Having your vehicle repossessed is a scary thought for anyone. Most Americans need their cars to get to work, school, and everywhere in between. If you’re late on your payments, you could risk getting your car repossessed. This is true whether you are late on your car loan payments, your lease payments, or if you have taken out a loan based on the value of your vehicle, such as a car title loan.
Essentially, when you finance or lease a vehicle, your creditor or leaser have ownership[ rights that end once you’ve paid off your loan or lease. These rights are established by the contract you sign and are upheld by the state in which you sign it.
Similarly, when you take out a car title loan, you are allowing a lending company to place a lien on the car’s title. That makes them a legal owner until you pay off your loan and they remove the lien on your vehicle.
The most important things to remember is that if you don’t make timely payments on your vehicle or a loan attached to your vehicle, your creditor or lender may have the right to repossess your car without warning and without going to court.
So, what are the laws that you should know when it comes to vehicle repo? Continue reading to find out.
When You’re in Default
Once you are in default with a lease or loan, most state laws allow the creditor to reclaim your car at any time without notice. They are also allowed to come onto your private property to do so. It is important to remember, however, that in most states, creditors cannot employ a “breach of peace” to repossess the vehicle. That means using physical force, threatening force, or, in some states, even taking the car from a gate or closed garage without your permission.
In the event that there is a breach of peace, it is crucial to know your rights within the state that you live. Your creditor may be required by law to pay a penalty or compensate you if any harm is done to your or your private property. A breach of peace may also give you a legal defense against your creditor if they sue you to collect any difference between what you owe and what the creditor gets in a resale of the vehicle.
Private Property Within Your Car
It is important to remember that even if your car is repossessed, any and all private property that is within your car at the time of repossession will remain your property.
Your creditor or lender is not allowed to keep or sell any private property that they may find in your car at the time of repossession. Your creditor is also required to use reasonable care to prevent anyone else from removing the private property in your car while it is being stored. If your creditor is unable to account for the private property that was in your car, you should speak to an attorney about your right to compensation for that property.

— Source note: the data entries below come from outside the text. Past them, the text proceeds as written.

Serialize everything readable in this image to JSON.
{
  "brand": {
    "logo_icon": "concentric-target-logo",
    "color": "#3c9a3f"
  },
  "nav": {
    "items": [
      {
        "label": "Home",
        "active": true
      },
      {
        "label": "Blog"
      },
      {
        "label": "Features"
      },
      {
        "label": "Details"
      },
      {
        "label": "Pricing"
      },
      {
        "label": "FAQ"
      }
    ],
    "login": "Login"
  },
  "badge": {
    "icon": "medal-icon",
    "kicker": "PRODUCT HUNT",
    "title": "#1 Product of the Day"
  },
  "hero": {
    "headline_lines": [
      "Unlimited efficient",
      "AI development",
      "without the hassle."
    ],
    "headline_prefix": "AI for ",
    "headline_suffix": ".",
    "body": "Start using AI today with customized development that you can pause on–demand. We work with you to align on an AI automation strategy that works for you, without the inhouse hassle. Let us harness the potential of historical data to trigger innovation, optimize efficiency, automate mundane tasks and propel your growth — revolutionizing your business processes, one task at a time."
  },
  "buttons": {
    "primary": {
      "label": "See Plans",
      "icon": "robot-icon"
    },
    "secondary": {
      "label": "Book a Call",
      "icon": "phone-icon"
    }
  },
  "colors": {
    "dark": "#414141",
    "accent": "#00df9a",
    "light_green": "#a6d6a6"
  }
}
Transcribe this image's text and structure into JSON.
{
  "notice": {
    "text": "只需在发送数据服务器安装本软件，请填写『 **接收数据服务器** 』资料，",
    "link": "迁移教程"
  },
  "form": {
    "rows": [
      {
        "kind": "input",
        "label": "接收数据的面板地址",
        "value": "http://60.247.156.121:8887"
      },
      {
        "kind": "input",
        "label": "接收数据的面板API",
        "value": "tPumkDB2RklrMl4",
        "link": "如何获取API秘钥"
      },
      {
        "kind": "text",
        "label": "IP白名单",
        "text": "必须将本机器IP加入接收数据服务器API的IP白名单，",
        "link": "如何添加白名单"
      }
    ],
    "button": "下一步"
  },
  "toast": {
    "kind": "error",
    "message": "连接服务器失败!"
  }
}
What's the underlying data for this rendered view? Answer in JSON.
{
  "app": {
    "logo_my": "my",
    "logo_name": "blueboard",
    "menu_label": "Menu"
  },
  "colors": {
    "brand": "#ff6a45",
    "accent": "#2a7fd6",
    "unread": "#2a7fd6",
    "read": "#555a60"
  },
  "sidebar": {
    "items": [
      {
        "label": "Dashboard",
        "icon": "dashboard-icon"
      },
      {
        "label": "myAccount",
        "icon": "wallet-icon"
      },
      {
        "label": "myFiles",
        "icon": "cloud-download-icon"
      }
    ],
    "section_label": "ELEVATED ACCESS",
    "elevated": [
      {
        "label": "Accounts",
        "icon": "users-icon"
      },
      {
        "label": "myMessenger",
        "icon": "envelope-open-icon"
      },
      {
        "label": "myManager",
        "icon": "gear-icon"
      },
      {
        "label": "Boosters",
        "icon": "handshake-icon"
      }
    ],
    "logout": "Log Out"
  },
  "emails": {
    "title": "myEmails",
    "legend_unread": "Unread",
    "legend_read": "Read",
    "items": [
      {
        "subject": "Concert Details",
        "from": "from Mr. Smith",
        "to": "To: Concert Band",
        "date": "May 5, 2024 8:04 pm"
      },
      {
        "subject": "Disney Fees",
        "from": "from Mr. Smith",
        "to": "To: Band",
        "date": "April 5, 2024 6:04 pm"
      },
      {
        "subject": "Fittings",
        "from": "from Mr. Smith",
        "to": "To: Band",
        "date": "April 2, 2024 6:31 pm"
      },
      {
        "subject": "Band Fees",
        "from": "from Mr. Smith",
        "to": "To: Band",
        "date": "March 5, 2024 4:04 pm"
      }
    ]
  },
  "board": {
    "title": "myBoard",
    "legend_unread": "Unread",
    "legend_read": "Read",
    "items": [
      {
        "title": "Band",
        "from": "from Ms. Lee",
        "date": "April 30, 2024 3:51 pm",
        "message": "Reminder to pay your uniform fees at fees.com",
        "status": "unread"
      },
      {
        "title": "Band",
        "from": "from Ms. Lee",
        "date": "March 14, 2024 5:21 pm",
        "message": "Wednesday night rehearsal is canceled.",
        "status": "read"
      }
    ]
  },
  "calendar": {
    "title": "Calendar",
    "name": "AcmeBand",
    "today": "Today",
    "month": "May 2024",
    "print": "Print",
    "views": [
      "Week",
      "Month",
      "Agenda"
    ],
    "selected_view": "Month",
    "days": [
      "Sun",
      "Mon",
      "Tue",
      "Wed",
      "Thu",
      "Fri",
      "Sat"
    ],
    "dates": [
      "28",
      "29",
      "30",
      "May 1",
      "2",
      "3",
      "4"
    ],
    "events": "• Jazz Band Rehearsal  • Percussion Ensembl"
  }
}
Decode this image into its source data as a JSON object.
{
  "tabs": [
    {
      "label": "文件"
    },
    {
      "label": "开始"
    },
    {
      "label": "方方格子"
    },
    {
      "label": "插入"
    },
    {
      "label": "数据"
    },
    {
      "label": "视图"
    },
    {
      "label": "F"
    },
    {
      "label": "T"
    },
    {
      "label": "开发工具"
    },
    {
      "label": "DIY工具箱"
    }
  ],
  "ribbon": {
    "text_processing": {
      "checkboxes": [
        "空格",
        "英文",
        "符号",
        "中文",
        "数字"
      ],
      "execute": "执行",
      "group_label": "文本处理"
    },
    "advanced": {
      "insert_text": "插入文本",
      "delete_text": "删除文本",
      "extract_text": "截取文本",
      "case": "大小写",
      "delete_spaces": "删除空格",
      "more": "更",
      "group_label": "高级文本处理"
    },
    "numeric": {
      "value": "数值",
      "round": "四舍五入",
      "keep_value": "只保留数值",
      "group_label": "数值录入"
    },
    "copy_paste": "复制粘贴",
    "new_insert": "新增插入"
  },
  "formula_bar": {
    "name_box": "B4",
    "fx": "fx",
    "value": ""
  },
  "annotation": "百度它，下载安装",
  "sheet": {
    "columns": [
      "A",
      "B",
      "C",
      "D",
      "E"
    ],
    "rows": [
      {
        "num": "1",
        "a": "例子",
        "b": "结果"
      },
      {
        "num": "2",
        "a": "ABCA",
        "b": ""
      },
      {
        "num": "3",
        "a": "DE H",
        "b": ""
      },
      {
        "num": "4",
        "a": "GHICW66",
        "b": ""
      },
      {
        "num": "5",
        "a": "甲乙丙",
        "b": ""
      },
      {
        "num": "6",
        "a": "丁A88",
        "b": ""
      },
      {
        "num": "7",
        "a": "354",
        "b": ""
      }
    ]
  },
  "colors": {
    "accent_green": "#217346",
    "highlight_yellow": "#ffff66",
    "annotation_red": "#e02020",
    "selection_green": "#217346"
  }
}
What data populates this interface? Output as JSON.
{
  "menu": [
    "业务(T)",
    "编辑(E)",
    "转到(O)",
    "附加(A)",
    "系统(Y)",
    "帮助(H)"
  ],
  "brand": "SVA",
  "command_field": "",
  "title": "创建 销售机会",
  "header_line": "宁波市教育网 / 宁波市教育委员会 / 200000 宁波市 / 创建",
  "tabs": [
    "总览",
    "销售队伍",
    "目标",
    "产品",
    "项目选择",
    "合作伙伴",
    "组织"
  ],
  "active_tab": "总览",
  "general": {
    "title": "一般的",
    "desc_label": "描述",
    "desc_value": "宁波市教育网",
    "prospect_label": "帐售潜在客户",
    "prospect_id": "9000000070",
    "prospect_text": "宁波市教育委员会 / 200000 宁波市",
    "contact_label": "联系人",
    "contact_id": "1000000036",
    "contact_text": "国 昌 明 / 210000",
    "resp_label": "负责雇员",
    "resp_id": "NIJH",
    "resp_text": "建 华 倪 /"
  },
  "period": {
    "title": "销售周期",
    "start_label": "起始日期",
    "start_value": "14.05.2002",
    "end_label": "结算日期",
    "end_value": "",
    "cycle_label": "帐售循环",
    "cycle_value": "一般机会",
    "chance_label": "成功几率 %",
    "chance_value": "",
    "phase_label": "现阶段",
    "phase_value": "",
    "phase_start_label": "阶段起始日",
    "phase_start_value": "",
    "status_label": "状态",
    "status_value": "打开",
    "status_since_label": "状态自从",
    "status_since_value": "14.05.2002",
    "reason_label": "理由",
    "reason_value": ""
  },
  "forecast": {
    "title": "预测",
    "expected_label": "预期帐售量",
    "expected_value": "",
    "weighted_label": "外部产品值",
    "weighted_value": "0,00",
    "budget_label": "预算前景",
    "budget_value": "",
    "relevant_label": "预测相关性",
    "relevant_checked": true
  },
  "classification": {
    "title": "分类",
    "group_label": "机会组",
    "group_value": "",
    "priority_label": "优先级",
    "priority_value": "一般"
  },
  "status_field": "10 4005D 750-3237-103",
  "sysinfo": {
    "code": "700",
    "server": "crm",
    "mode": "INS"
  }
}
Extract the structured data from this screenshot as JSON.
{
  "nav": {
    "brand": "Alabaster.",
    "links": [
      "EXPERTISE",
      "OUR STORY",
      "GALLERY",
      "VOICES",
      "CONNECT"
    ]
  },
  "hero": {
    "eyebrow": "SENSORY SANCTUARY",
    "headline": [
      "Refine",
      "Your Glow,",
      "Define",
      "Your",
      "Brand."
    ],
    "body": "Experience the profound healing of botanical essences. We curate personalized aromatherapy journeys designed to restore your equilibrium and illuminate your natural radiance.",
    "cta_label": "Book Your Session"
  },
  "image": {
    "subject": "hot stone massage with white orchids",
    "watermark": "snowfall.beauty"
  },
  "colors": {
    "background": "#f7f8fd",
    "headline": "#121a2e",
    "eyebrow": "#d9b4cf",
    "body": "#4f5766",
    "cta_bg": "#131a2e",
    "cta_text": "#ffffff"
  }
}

What Happens When Your Vehicle Gets Seized?
In many states in the U.S., your creditor or lender is legally allowed to seize your car as soon as you default on your loan or lease. Your contract will dictate what technically constitutes a default, but it is safe to assume that a failure to make an on-time payment will get you in trouble.
When it comes to title loans specifically, it is important to know the laws related to title loans in your state specifically. They can vary fairly dramatically.
When Your Vehicle Gets Sold
In the unfortunate even that your vehicle actually is repossessed by the lender or creditor, they can then decide to either keep the vehicle as compensation for your debt or sell it in a public or private sale to make up the money back that they lost.
In some states, your creditor or lender is required to let you know what will happen to your car. If the car is being sold in a public option, your creditor may have to tell you where and when that auction is taking place so that you can participate in the bidding. You can also find out the date and time of the sale if it is a private one. This information gives you the ability to buy back your car.
Once your car goes on sale, you will have the opportunity to redeem, or buy back, your car. You can do this by paying the full amount you owe. A word of warning, this likely includes any fees from past-due payments as well as any of your remaining debt. You will also have to pay any existing expenses related to the repossessing of your vehicle including storage, legal fees, preparation for sale, and more.
In some states, you will be protected by consumer protection laws that will allow you to “reinstate” your loan. That means that you can get your car back if you are able to pay the money you owe and pay for any of the expenses that your creditor incurred while repossessing your car. Once you get your car back, you have to be sure that you are able to complete your payments on time. Otherwise, you will likely face yet another repossession.
Paying Deficiency Fees
While any resale of your care must be carried out in a commercially reasonable manner, there may still very likely be a deficiency between what the car was resold for and what you owed. In that event, you will still have to pay your creditor a loaner the deficiency.
For example, if you owed $15,000 and your creditor was only able to resell the car for $10,000, you would be responsible for paying back the remaining $5,000 plus any other fees you owe under the previous contract.
Adversely, your creditor must pay you if there are any surplus funds from the sale, though that is far less common.
It is important to keep in mind that you may have a legal defense in a deficiency judgment if your creditor breach the peace while seizing the vehicle, failed to sell the car in a commercially reasonable manner, or waited too long before suing you. It is always wise to weigh your legal options before paying any deficiency fees.
Remember to Talk to Your Creditor Before Any Potential Repossession
As a rule, it is always easier to try and prevent a potential repossession than argue your vehicle repossession after the fact. Get in touch with your creditor once you realize you will be late with a payment. If they believe that you will be able to pay soon, they will likely give you some leeway.
Your creditor still has the right to refuse late payments, and they may demand that you return the car in place of a late payment.